Ni Washington ni las naciones europeas podían, advirtieron, entablar tratos cercanos e intensos con la Argentina mientras ésta no normalizara su relación con Londres. Las relaciones estrechas no significan el olvido del diferendo. De hecho, España mantiene una disputa similar con Londres por el peñón de Gibraltar, pero eso no impide ni la negociación constante por el territorio en disputa ni la existencia de fuertes vínculos entre ambos países.

Sea como fuere, hay una presencia nueva de EE.UU. en América latina. Al mismo tiempo, Europa es, hasta ahora, una ausencia en la política exterior del gobierno argentino. No obstante, desde allí provino la mayor parte del importante flujo de inversiones de los 90 y allí hay miles de tenedores de bonos de la deuda argentina en default. Es el segundo destino de las exportaciones argentinas, después de Brasil.

Podría tratarse del olvido de un presidente que debió enfrentar varios problemas desde el primer día y de un canciller que sólo estuvo en Buenos Aires cuatro días hábiles desde que asumió.

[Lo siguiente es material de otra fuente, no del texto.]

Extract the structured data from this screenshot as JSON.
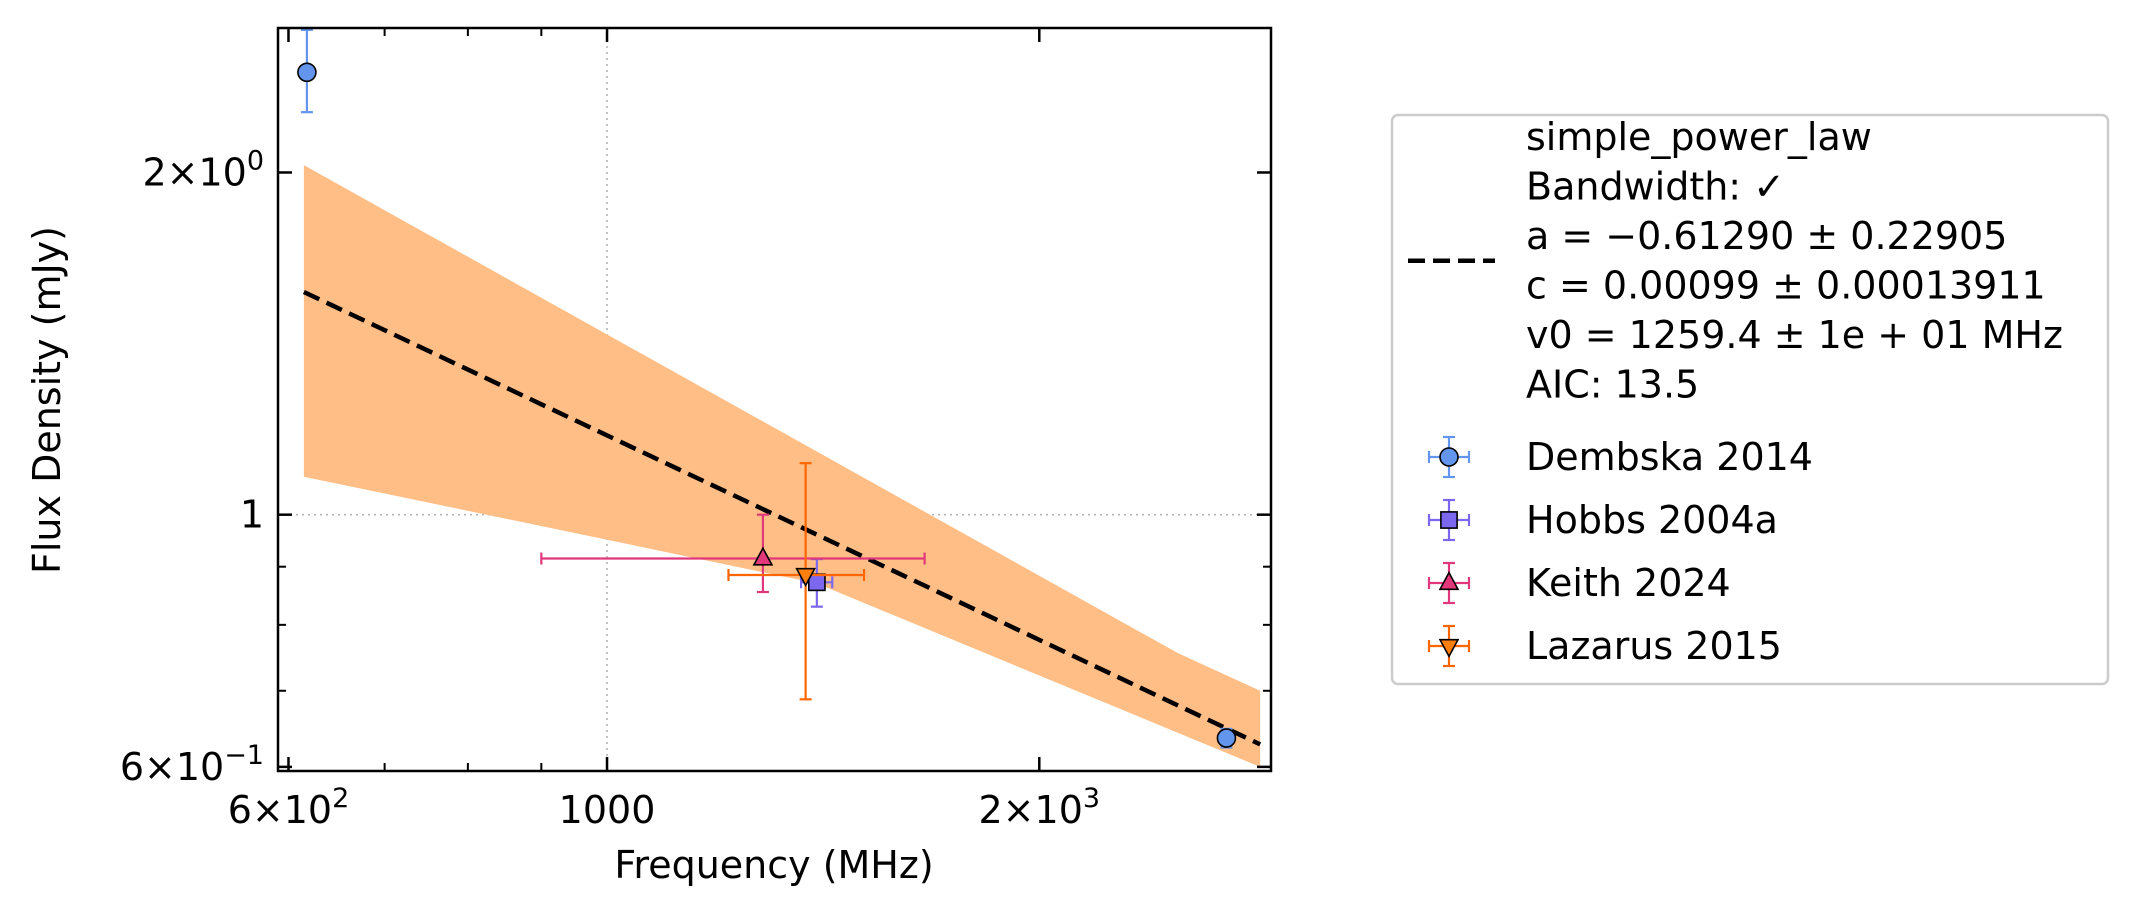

Pero hay un dato que no podría atribuirse a la memoria ni a la distracción: en las cuatro carillas de la Declaración de Brasilia, firmada por Lula y Kirchner, se pueden encontrar referencias a la relación del Mercosur con la India, Perú y el ALCA. Pero no hay una sola línea ni una alusión al vuelo a la Unión Europea, con la que está en trámite un tratado de libre comercio más avanzado que el ALCA. ¿Acaso Europa ha dejado de interesar al sur de América? ¿Es posible que estemos ante un adiós de mutuo acuerdo?